NASA: Good night moon, hello new rocket technology

Moon from the International Space Station
This image released by NASA in 2003 shows a partial moon that was photographed by an Expedition 7 crewmember from the International Space Station.

(AP) -- President Barack Obama is redirecting America's space program, killing NASA's $100 billion plans to return astronauts to the moon and using much of that money for new rocket technology research.

The moon plan, which NASA had already spent $9.1 billion on, was based on old technology and revisiting old places astronauts had already been, officials said. The previous NASA chief, in selling the old moon plan, had even called it "Apollo on steroids." The rockets were based on space shuttle boosters.

"Simply put, we're putting the science back into the rocket science at NASA," White House science adviser John Holdren said at a budget briefing Monday.

The $4 billion that NASA spends yearly on human space exploration will now be used for what NASA and White House officials called dramatic changes in rocketry, including in-orbit fueling. They said eventually those new technologies would be used to send astronauts to a nearby asteroid, a brief foray back to the moon, or the Martian moons.

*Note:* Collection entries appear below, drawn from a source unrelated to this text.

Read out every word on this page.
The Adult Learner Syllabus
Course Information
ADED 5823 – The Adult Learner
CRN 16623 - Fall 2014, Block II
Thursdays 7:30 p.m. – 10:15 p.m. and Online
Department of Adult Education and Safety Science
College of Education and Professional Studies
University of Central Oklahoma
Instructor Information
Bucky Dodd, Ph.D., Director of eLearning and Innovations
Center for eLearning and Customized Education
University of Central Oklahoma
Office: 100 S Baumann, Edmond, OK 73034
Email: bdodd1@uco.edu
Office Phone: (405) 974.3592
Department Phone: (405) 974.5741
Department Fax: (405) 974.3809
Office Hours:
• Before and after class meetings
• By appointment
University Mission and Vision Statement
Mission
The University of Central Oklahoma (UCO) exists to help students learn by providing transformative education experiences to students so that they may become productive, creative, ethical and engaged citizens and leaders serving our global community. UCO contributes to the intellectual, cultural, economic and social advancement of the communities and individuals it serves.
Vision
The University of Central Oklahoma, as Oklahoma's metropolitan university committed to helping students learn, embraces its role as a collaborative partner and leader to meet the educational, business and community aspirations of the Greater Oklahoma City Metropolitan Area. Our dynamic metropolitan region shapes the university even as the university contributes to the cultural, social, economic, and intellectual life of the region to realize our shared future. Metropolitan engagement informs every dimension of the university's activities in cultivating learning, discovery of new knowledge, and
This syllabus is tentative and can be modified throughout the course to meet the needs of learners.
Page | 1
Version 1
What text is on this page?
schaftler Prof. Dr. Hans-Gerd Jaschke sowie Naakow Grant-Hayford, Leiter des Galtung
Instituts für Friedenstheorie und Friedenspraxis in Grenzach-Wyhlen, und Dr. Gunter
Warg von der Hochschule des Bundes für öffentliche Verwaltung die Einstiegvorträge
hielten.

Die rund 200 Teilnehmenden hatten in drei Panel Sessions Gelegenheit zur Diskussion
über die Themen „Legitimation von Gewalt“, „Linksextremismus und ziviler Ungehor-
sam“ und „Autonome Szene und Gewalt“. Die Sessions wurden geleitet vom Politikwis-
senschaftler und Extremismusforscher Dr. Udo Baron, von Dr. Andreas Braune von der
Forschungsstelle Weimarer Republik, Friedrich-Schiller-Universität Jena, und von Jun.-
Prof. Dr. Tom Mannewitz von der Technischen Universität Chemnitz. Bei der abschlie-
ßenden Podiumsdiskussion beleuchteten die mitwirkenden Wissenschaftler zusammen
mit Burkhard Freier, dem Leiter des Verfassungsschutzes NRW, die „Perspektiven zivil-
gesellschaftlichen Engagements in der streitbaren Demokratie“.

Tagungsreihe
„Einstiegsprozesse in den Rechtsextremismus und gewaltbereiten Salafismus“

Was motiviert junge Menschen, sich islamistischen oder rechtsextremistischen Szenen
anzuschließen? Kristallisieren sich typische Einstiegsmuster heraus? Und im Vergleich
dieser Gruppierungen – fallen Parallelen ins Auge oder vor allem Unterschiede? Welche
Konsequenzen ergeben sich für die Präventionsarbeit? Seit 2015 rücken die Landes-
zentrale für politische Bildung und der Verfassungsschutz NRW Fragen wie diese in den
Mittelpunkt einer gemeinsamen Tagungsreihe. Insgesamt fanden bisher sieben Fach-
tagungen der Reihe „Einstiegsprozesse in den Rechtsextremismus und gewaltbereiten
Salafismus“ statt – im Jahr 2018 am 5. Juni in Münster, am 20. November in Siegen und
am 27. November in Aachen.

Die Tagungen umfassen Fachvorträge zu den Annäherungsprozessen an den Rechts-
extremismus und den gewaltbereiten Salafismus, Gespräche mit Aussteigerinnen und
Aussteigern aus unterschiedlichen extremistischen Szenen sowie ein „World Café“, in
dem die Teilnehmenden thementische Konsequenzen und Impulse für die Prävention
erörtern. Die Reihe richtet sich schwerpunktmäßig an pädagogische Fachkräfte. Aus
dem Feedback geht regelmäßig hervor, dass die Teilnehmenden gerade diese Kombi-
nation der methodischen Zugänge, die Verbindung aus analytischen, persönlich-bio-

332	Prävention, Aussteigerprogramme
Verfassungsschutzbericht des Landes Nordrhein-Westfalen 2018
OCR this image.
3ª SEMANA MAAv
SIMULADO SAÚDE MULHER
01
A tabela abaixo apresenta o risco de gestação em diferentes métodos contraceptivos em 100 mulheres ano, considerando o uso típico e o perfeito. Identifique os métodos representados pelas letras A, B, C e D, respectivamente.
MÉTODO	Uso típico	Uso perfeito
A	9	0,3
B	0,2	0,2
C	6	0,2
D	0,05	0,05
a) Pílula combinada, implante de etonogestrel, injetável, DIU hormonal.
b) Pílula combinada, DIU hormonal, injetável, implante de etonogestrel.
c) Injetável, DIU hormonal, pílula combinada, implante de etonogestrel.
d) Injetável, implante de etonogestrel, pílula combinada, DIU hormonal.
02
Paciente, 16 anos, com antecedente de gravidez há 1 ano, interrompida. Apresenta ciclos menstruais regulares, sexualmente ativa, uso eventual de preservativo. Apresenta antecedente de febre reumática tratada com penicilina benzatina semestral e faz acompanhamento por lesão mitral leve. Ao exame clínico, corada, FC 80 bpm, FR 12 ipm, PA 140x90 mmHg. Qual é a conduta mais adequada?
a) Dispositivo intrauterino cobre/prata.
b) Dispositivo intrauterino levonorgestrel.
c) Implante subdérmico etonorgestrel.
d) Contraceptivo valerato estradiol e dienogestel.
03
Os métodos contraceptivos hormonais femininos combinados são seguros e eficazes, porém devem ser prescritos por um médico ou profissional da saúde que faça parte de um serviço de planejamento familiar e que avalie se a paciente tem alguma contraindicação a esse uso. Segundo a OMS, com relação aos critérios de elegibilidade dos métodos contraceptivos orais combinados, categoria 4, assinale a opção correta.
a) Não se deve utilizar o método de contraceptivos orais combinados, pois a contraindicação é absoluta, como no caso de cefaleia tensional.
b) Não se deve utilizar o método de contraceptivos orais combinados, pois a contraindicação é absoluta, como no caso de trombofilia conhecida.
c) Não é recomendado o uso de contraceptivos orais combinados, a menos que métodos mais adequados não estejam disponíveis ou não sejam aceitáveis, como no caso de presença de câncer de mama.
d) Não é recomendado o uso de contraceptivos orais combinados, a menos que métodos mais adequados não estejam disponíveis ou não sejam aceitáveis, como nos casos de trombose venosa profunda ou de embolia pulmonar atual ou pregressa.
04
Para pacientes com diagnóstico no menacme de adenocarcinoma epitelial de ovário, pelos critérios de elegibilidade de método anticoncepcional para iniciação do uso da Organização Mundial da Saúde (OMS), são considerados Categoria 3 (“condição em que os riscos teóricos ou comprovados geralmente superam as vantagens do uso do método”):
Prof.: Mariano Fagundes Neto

The White House plan was short on details, such as where astronauts would fly next, on what type of rocketship, or when. However, officials were quick to point out the failures of the Bush administration's moon program, called Constellation. It included the construction of two types of rockets, Ares I and Ares V, and an Orion crew capsule. All were canceled. Shutting down the program will cost about $2.5 billion, NASA said.

Former President George W. Bush proposed the moon mission after the Feb. 1, 2003, space shuttle Columbia disaster that claimed seven lives - exactly seven years ago Monday.

Besides redirecting money to new technologies, NASA is getting an extra $6 billion over five years to encourage companies to build private spaceships that NASA could rent. Many of those companies are run by Internet pioneers. The companies included in the pilot project include Blue Origin, which is run by Amazon founder Jeff Bezos. Another firm already building private rockets is run by PayPal founder Elon Musk.

NASA will also spend an additional $2.5 billion over five years for more research on how global warming is affecting Earth, including replacing a carbon dioxide monitoring satellite that crashed last year. NASA will also extend the life by several years of the International Space Station, which had been slated for retirement in 2016. NASA's yearly budget is $19 billion.

NASA said if the private companies work well on their unproven spaceships, astronauts could fly in them to the space station as soon as 2016. After the next five space shuttle flights, NASA will have to hitch rides to the space station on Russian rockets.

"The truth is we were not on a sustainable path to get back to the moon," NASA administrator Charles Bolden said in a telephone conference call. "We were neglecting investments in key technologies."

Congressional officials howled over lost programs and jobs, but it is hard for Congress to save such a large program that is being cut with redistributed money.

Sen. Richard Shelby, R-Ala., called the cancellation of the moon program the "death march for the future of U.S. human space flight."